【原文】
権は能く物を軽重すれども、而も自ら其の軽重を定むること能わず。度は能く物を長短すれども、而も自ら其の長短を度(はか)ること能わず。心は則ち能く物を是非して、而も又自ら其の是非を知る。是れ至霊たる所以なる歟(か)。


【訳文】
秤(権)はよく物の軽い重い(重さ)をはかることができるが、自分の重さをはかることはできない。物指(度)は物の長い短い(長さ)をはかることができるが、自分の長さをはかることはできない。しかるに、人の心は権や度とは異なって、外物の是非・善悪を定めることができて、その上に自分の心の是非・善悪を知ることができる。
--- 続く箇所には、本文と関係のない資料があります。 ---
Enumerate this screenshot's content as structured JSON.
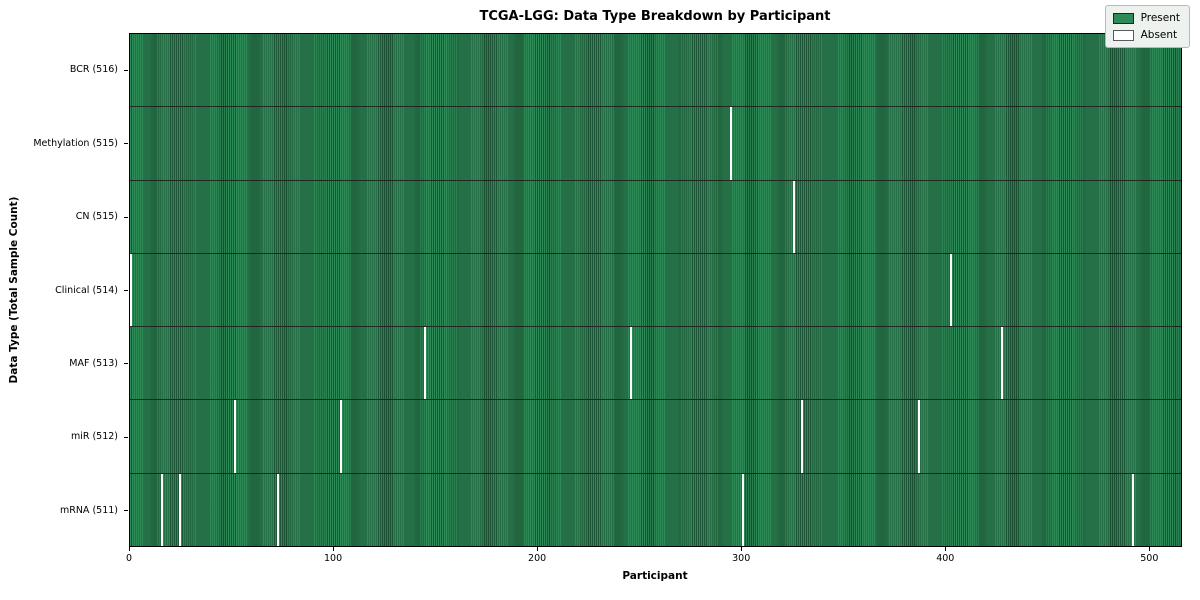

これが心をもってこの上もなく霊妙なるものとする所以ではなかろうか。


【所感】
一斎先生が言うように、本来心は外物の是非を判断できるだけでなく、己自身の是非についても判断できるものであるはずです。


ところが実際には心は迷い、時に道を誤ります。
それは生きていく中でいつの間にか心に曇りを生じるからなのでしょう。


曇ったままの鏡では、物を正しく映すことはできません。
常に心を磨き続けることが必要です。


では、なにをもって心を磨くのか?
読書、それも古典を学ぶに如くは無しです。


現にこうして『言志四録』を学ぶことで、常に心を磨き続ける必要性に気づくことができるのですから。